Sheriff of St. Lucie County, Florida
- In office January 3, 2001 – December 1, 2023
- Preceded by: Robert C. "Bobby" Knowles
- Succeeded by: Keith Pearson

Personal details
- Born: July 8, 1958 (age 68) Hollywood, Florida, US
- Party: Democratic

= Ken Mascara =

Ken J. Mascara (born July 8, 1958) was the Sheriff of St. Lucie County, Florida, United States, and was the elected top official of the St. Lucie County Sheriff's Office, one of the largest law enforcement agencies on the Treasure Coast of Florida.

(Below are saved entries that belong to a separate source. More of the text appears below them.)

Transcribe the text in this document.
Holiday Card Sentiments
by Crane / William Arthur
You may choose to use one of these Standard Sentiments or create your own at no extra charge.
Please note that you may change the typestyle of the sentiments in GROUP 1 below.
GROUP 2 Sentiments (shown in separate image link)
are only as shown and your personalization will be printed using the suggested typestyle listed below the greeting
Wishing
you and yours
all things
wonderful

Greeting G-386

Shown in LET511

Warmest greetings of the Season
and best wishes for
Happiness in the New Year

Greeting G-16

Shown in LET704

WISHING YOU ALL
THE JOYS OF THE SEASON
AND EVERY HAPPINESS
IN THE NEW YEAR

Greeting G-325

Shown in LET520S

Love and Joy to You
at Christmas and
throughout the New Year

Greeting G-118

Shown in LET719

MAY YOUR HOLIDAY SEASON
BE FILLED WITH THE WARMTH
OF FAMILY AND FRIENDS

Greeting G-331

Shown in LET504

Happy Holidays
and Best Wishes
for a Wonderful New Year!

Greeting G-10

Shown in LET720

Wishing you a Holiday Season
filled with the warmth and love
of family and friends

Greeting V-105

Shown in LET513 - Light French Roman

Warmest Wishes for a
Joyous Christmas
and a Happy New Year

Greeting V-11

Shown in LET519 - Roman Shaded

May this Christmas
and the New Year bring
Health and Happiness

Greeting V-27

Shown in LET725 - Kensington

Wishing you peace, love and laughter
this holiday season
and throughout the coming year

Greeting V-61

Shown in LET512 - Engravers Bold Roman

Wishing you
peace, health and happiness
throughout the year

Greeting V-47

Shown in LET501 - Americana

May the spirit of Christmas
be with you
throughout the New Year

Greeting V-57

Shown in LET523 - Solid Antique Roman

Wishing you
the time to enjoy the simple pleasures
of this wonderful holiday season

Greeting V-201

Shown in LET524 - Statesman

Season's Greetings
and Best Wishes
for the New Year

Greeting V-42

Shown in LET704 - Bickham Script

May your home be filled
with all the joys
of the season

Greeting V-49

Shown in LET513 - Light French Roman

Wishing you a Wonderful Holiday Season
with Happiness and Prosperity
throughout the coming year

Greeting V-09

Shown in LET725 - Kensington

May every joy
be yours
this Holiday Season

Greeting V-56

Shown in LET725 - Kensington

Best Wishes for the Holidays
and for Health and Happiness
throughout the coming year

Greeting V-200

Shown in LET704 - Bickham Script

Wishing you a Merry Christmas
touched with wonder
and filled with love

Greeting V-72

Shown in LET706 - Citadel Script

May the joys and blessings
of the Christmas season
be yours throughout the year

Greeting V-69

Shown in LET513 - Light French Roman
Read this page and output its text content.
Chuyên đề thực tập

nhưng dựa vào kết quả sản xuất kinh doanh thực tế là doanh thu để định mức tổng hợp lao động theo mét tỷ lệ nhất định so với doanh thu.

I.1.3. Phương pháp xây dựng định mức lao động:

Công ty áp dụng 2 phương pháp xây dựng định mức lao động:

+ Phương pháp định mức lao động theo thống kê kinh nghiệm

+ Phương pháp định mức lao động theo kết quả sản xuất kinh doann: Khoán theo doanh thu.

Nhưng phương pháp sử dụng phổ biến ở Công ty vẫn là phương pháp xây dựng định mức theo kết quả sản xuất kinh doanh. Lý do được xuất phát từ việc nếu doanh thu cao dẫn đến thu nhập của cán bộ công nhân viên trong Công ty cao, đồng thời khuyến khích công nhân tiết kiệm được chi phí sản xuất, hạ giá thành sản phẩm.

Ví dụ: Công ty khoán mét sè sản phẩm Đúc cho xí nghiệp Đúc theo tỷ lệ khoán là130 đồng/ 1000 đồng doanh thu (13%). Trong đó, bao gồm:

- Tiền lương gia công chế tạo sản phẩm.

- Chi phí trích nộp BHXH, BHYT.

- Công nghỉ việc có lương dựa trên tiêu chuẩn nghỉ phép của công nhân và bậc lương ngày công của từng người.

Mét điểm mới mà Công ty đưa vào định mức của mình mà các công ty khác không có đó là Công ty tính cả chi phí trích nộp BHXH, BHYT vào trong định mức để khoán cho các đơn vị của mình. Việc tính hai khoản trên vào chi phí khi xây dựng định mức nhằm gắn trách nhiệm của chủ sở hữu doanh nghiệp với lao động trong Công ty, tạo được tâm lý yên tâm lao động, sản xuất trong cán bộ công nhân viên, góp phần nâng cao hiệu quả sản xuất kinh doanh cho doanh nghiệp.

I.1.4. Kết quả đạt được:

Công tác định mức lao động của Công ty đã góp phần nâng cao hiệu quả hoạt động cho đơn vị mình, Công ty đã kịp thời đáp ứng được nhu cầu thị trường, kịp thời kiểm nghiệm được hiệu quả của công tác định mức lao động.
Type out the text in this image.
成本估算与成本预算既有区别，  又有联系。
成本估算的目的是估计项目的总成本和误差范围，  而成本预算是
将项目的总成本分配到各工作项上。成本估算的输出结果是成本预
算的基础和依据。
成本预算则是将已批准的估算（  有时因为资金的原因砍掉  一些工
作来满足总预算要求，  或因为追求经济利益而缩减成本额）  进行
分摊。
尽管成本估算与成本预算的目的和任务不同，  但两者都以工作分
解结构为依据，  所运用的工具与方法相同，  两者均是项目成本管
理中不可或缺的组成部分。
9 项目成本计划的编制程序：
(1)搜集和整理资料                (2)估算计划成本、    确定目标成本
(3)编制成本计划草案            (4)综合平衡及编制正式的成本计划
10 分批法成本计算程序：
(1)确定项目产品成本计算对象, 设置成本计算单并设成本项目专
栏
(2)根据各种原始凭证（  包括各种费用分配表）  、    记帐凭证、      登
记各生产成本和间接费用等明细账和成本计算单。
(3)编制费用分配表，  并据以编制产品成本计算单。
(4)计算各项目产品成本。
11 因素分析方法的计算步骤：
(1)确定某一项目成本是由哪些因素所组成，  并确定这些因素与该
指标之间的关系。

Ken J. Mascara is the nephew of former congressman Frank R. Mascara, a Democratic politician from Pennsylvania who served four terms in the United States House of Representatives from 1995 to 2003. Ken Mascara is also a Democrat. First elected in 2000, Mascara served six terms as sheriff and retired December 1, 2023.

== Biography ==
Ken J. Mascara was born on July 8, 1958, in Hollywood, Florida.
His educational background includes an Associate of Arts/Associate of Science degree at Indian River State College; Doctor of Chiropractic degree at Life University. He is a graduate of the Executive Development Seminar at the FBI Academy and a graduate of the National Executive Institute at the FBI Academy.

During the 2020 elections, he created, funded, and recruited a ghost campaign for the Republican Primary. He succeeded in being able to choose his General Election opponent, who did not campaign further for the position and resided out of state for months leading up the election. FDLE tasked the State Attorney of the 18th District of Florida to investigate. While making findings of the scheme, the State Attorney chose not to prosecute Mascara and cohorts. In June 2024 the Florida Commission on Ethics found probable cause to investigate this charge further. In a filing Mascara admitted to the scheme and offered to pay a $5,000 fine. The Commission can now vote to accept or reject the settlement at their next scheduled meeting.

== Awards ==
Ken J. Mascara has received a number of awards for his service to his community and profession. He was the 1988 Citizen of the Year. He was the Law Enforcement Officer of the Year in 2002 and 2004, and received the 2002 Distinguished Citizen Award, Boy Scouts of America Gulf Stream Council.